Honestly not too many. And most of the fish that could work are rather delicate, but I can give you a list if you would like. An interesting alternative is a red cherry shrimp colony. They are a lot more interesting to watch than most people realize and you could sell them once the colony gets large enough.


----------



## midwestbetta (Jan 7, 2013)

You can do a lot of things with a 10gal setup. You can do plant tank and guppies, neon tetra or a few angel fish, molly, killies.


----------



## LebronTheBetta (Apr 23, 2012)

Angels would need a 55G at the minimum, and mollies tend to do better in 20Gs and brackish water.
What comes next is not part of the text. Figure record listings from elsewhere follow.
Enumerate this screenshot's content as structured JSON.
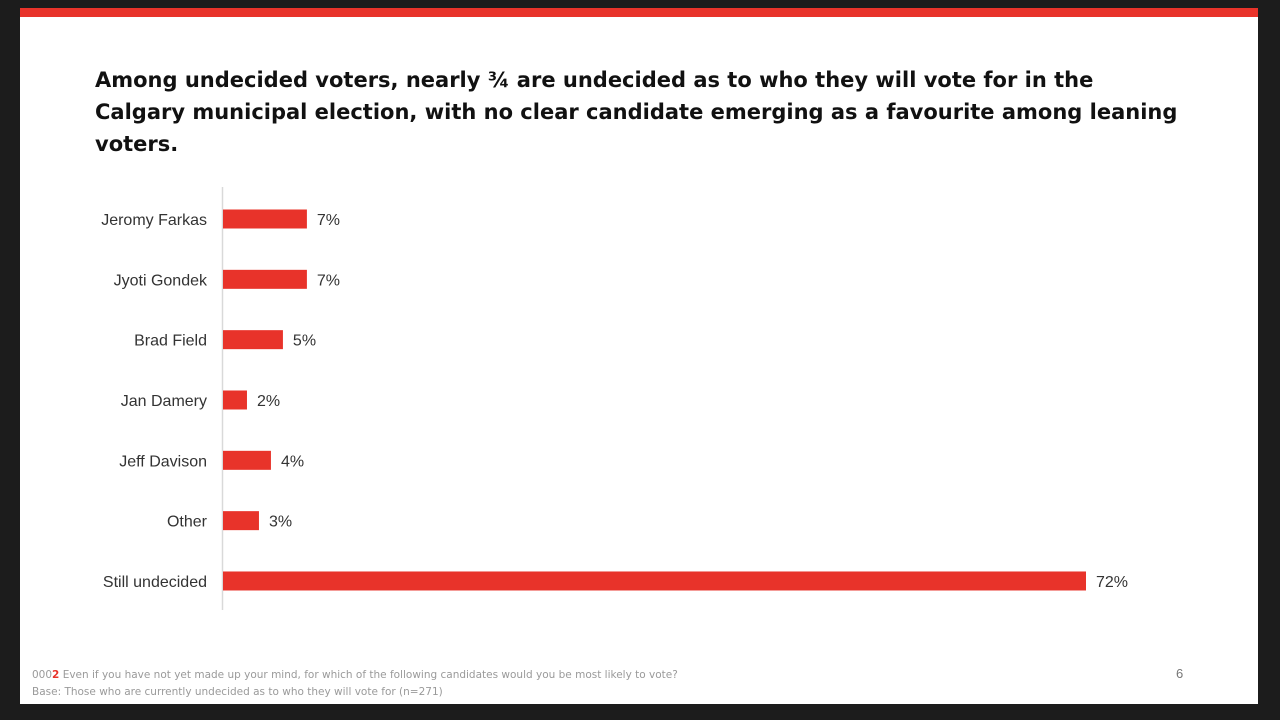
{
  "slide": {
    "title": "Among undecided voters, nearly ¾ are undecided as to who they will vote for in the Calgary municipal election, with no clear candidate emerging as a favourite among leaning voters.",
    "footnote": {
      "question_prefix": "000",
      "question_number": "2",
      "question_text": " Even if you have not yet made up your mind, for which of the following candidates would you be most likely to vote?",
      "base": "Base: Those who are currently undecided as to who they will vote for (n=271)"
    },
    "page_number": "6",
    "accent_color": "#e8332a"
  },
  "chart_data": {
    "type": "bar",
    "orientation": "horizontal",
    "categories": [
      "Jeromy Farkas",
      "Jyoti Gondek",
      "Brad Field",
      "Jan Damery",
      "Jeff Davison",
      "Other",
      "Still undecided"
    ],
    "values": [
      7,
      7,
      5,
      2,
      4,
      3,
      72
    ],
    "value_labels": [
      "7%",
      "7%",
      "5%",
      "2%",
      "4%",
      "3%",
      "72%"
    ],
    "unit": "%",
    "bar_color": "#e8332a",
    "xlim": [
      0,
      72
    ],
    "grid": false,
    "legend": "none"
  }
}
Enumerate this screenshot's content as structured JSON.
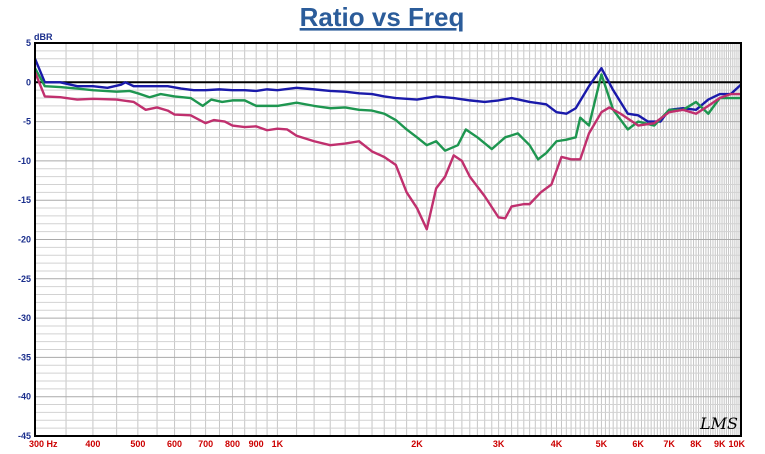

What about dwarf puffers? They're pure freshwater and the rule for them is usually 5G per each one. You can only keep girl together, males would fight. Kinda like bettas but puffers. ^.^


----------



## thekoimaiden (Oct 19, 2011)

midwestbetta said:


> You can do a lot of things with a 10gal setup. You can do plant tank and guppies, neon tetra or a few angel fish, molly, killies.


Angelfish? No. They are a large, shoaling cichlid and have the potential to get 10 inches high. Mollies, probably not as they get a few inches long. Maybe some of the smaller killies. A 10 gal is a lot smaller than most people realize. 

LTB had a really good suggestion with dwarf puffers, tho! I know a few friends that keep them and love them!


----------



## djembekah (Feb 13, 2012)

midwestbetta said:


> You can do a lot of things with a 10gal setup.


nope not really



> You can do plant tank and guppies, neon tetra


not really comfortably



> or a few angel fish


absolutely NOT



> molly, killies.


don't know much about either of those but also pretty sure you need a bigger tank for them.


10 gallons is a really small tank in the grand scheme of things. Izzy's suggestion is a good suggestion, shrimp are funny. you could do a single axolotl, if they're legal where you live. 

Honestly i'd just divide the 10 for the last two boys if it were me.


----------



## Firefly85 (Jul 11, 2012)

Guppies can do fine in a ten gallon, But an endler colony would do even better. Dwarf corys. here is a link of the top ten for the 10gal

http://www.tfhmagazine.com/details/articles/top-10-for-the-10gallon-tank.htm


----------



## LittleBettaFish (Oct 2, 2010)

Killies, sparkling gourami, scarlet badis, liqourice gourami, celestial pearl danios and microdevario kubotai are all fish I have kept that can be housed in the 5-10 gallon range (the schooling fish obviously need a larger tank). 

Killifish are great and a pair can live quite happily in a 5 gallon tank. You could have a whole group of clown killifish in there if you wanted to. I have four of them in a 2.5 gallon space and they are extremely healthy and active. 

Many species that are suitable for nano tanks are quite delicate as mentioned, so you generally need a cycled, established tank before introducing them.


----------